Страх и презрение чередовались во взгляде молодой женщины. Когда Рангья был трезв, этот взгляд укрощал его. Теперь же на пьяного не действовал укрощающе. Тем более, господин министр уже дома зарядил себя еще для храбрости полубутылкой шампанского.
— Что вы на меня так смотрите? Вы не Медуза, и я не окаменею… Но к черту всякую дипломатию! К черту! Я пришел не для того, чтобы говорить, а чтобы делать… Я женился не ради прекрасных глаз испанского короля и не ради ваших еще более прекрасных глаз, а чтобы получать то, что мне, как мужу, полагается… Слышите, вы, принцесса-недотрога…
— Как вам не стыдно! Опомнитесь! Я прощаю вас, вы пьяны… Прощаю с условием… выйдите, выйдите сию же минуту!..
— Что, — вскипел он, — условия?
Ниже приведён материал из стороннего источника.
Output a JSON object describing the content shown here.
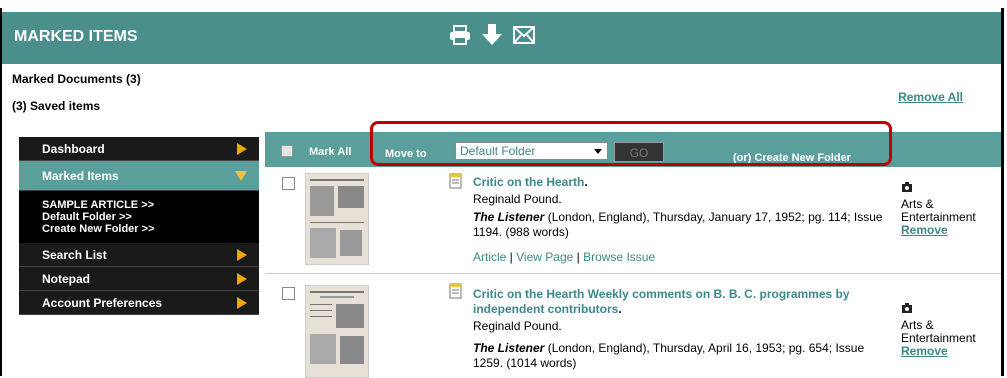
{
  "header": {
    "title": "MARKED ITEMS",
    "icons": [
      "printer-icon",
      "download-icon",
      "email-icon"
    ]
  },
  "summary": {
    "documents": "Marked Documents (3)",
    "saved": "(3) Saved items",
    "remove_all": "Remove All"
  },
  "sidebar": {
    "dashboard": "Dashboard",
    "marked_items": "Marked Items",
    "sub": [
      "SAMPLE ARTICLE >>",
      "Default Folder >>",
      "Create New Folder >>"
    ],
    "search_list": "Search List",
    "notepad": "Notepad",
    "account_preferences": "Account Preferences"
  },
  "toolbar": {
    "mark_all": "Mark All",
    "move_to": "Move to",
    "folder": "Default Folder",
    "go": "GO",
    "create": "(or) Create New Folder"
  },
  "results": [
    {
      "title": "Critic on the Hearth",
      "author": "Reginald Pound.",
      "publication": "The Listener",
      "source_rest": " (London, England),  Thursday,  January 17, 1952; pg. 114; Issue 1194.  (988 words)",
      "links": [
        "Article",
        "View Page",
        "Browse Issue"
      ],
      "category": "Arts & Entertainment",
      "remove": "Remove"
    },
    {
      "title": "Critic on the Hearth Weekly comments on B. B. C. programmes by independent contributors",
      "author": "Reginald Pound.",
      "publication": "The Listener",
      "source_rest": " (London, England),  Thursday,  April 16, 1953; pg. 654; Issue 1259.  (1014 words)",
      "category": "Arts & Entertainment",
      "remove": "Remove"
    }
  ],
  "colors": {
    "teal": "#4a8f8c",
    "teal_light": "#5a9f9c",
    "highlight": "#c00000",
    "arrow": "#f0a800"
  }
}
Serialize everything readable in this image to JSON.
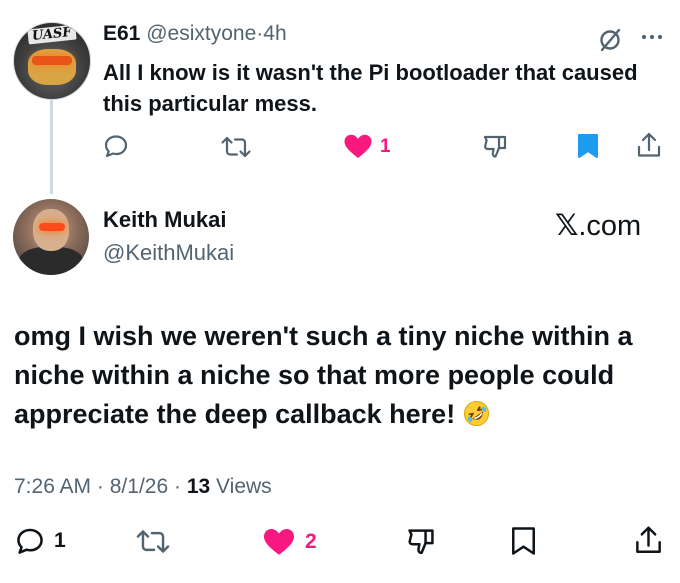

К черту условия! Надоели мне ваши условия…
— Но вы же обещали! — возмутилась Зита.
— Обещали, обещали… — передразнил он, — обещания даются, чтобы их не исполнять… Глупцы верят, а умные не исполняют. Однако надоели мне все эти предисловия. Слышишь?.. Слышишь? — уже хрипел он, переходя на «ты», разжигая себя, опьяняясь еще более.
И, багровый, отвратительный, с распахнувшимся на животе халатом, навалился он, крепко и больно схватив Зиту за девичьи белые груди. Но если он думал встретить в ней по внешности слабое и хрупкое существо, он ошибся. Мать, хотя и не готовила дочь в балетные артистки, но с детства развивала ее ритмической гимнастикой и танцами: для своего роста и своих миниатюрных пропорций Зита была сильна, очень сильна. Пожатие маленьких пальцев ее не всякий мужчина выдерживал.
Вот почему Рангья встретил энергичное сопротивление, сначала ошеломившее его. Зита молча отбивалась, отбивалась как-то по-мужски, не царапаясь, не кусаясь, а нанося противнику своему твердыми, упругими кулачками удары в грудь, в лицо, подбородок, глаза. Рангья рассвирепел от боли. Сейчас для него насилие было не только удовлетворением похоти, но и местью за эти градом сыпавшиеся удары. Пыхтя, напрягаясь, скрежеща зубами, он схватил свою молодую жену за тонкую, гибкую талию, приподнял, перевернул и бросил лицом и грудью на подушки. Его ослепили длинные белые ноги, ослепили упругие, молочно-розоватые бедра, обнаженные, такие близкие… До сих пор он только угадывал их под платьем, но не угадывал, что у тоненькой миниатюрной Зиты могут быть такие сильные ноги вполне развившейся женщины, и Рангья, решив овладеть ею, упал на Зиту, закрыв и придавив ее своим грузным, тяжелым телом…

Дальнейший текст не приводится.